The last part of the pipeline I implemented, but is actually the first step in my SIFT-like pipeline was identifying interest points. I implemented the baseline Harris-corner detection algorithm. I identified interest points by computing x and y derivatives of the image. This was done by convolving the image with x and y Gaussian derivative filters. Then I computed the x^2, xy, and y^2 derivative components, and obtained R values as specified by the Harris corner algorithm for each pixel: R = det(H) - k*trace(H)^2. k was chosen to be 0.05, as mentioned in the slides and literature. I implemented non-maximum suppression by iterating through distinct 6x6 blocks and identifying the maximum local point. I then suppressed all R values less than 0.05. Another implementation detail was that I removed interest points near image boundaries, as they are hard to handle and typically not actually relevant interest points. One important parameter that affected my the SIFT implementation's performance was the size of the sliding window used. This is likely because my implementation of SIFT based on the assignment is not scale-invariant. In addition, the sliding window size impacted the number of interest points identified. When using a sliding window of size 16x16, I obtained ~1000 interest points and the accuracy for Notre Dame was 73%, but with a 6x6 window I obtained ~4000 interest points and the accuracy was 90%. However, smaller sized windows such as 5x5, deteriorated accuracy to 83%. This seems to indicate the appropriate scale of salient interest points in Notre Dame were 6x6.

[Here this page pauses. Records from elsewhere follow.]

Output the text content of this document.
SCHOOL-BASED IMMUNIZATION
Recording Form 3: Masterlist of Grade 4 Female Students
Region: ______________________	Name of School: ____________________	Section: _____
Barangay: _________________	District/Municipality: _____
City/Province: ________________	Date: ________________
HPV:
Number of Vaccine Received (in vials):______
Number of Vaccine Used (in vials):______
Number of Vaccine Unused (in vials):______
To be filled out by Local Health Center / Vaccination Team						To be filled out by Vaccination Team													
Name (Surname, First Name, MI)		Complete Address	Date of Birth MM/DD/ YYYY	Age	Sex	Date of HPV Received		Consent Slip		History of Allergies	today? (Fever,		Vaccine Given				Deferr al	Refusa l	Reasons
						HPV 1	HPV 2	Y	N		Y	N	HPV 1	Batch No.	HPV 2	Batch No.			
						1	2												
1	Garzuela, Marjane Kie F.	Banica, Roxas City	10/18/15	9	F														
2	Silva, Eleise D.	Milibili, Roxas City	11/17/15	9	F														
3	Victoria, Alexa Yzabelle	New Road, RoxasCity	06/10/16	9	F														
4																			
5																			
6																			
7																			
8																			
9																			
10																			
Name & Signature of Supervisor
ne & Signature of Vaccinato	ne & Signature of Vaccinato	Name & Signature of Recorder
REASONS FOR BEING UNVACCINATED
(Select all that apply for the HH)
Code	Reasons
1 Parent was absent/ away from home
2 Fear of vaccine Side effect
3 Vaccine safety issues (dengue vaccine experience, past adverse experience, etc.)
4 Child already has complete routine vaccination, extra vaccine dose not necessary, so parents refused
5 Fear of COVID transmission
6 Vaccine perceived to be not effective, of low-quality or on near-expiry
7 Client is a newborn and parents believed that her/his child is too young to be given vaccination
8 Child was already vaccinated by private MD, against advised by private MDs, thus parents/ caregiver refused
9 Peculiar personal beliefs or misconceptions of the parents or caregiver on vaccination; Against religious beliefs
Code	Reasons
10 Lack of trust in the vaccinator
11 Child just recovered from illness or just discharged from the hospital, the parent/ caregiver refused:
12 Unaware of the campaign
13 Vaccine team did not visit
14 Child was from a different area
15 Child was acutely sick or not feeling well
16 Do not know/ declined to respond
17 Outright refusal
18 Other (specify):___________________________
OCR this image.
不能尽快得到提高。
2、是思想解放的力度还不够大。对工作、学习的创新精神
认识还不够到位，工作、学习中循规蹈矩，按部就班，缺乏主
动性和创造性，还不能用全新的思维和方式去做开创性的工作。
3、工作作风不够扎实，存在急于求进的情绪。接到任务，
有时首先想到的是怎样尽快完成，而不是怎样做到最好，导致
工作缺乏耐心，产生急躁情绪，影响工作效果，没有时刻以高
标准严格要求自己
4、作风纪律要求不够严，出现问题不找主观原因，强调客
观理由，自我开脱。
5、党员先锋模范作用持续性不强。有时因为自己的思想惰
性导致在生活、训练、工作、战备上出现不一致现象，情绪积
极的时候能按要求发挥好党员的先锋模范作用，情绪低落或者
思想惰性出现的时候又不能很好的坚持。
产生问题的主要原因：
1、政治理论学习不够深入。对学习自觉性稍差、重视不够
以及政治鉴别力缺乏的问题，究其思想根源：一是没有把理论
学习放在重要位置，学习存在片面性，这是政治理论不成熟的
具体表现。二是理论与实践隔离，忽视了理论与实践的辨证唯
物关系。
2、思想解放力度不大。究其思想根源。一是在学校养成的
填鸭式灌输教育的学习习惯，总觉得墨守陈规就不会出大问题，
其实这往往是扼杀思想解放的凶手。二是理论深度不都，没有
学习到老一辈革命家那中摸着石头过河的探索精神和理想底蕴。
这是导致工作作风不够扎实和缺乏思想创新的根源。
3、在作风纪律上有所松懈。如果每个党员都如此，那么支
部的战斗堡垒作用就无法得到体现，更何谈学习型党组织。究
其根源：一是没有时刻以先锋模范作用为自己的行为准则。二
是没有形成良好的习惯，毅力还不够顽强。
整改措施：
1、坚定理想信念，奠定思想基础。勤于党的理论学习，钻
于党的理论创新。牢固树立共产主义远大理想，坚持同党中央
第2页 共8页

Notre Dame Window Size 6x6, Accuracy = 90% for 100 matches.

Notre Dame Window Size 16x16, Accuracy = 73% for 100 matches

I was still not appeased with the current performance of the SIFT-based pipeline that I implemented. Most interest points found were in high contrast regions in Notre Dame, such as the center window of Notre Dame. I decided to implement adaptive non-maximum suppression (ANMS). Similar to the nearest neighbor distance ratio improvement, the ANMS improves the identification of interest points, and makes sure they try to cover more broadly the image of interest. With ANMS implementation (the best interest point in sliding window is at least 5% better than the next highest interest point), accuracy improves from 90% to 95%, and the interest points for the image cover the image more than previously.

The next thing I was not satisfied with was the run time of my implementation of the algorithm. So, as recommended by the assignment, I used MATLAB's kd-tree function to create a kd-tree model for my interest points, and then I used the knn function to obtain the nearest neighbors from the kd-tree for a given set of points. The accuracy was maintained, while runtime improved for Notre Dame from 94.455386 seconds to 57.900758 seconds.

Component 4: Additional Images

Below are images when the same SIFT pipeline (with same parameter values) are implement to the two other images with ground truths. When applied on Mount Rushmore, accuracy of 98% percent is achieved. When applied to Episcopal Gaudi, accuracy of 16% is achieved. This poorer accuracy may be attributed to the significant difference in scale between the images.

Mount Rushmore, Accuracy = 98% for 100 matches.

Episcopal Gaudo, Accuracy = 16% for 100 matches

Component 5: Conclusion

Conclusion: By first identifying interest points using Harris corner detector, creating a feature vector for each interest point, and matching corresponding features using the nearest neighbor ratio, a basic SIFT pipeline was implemented.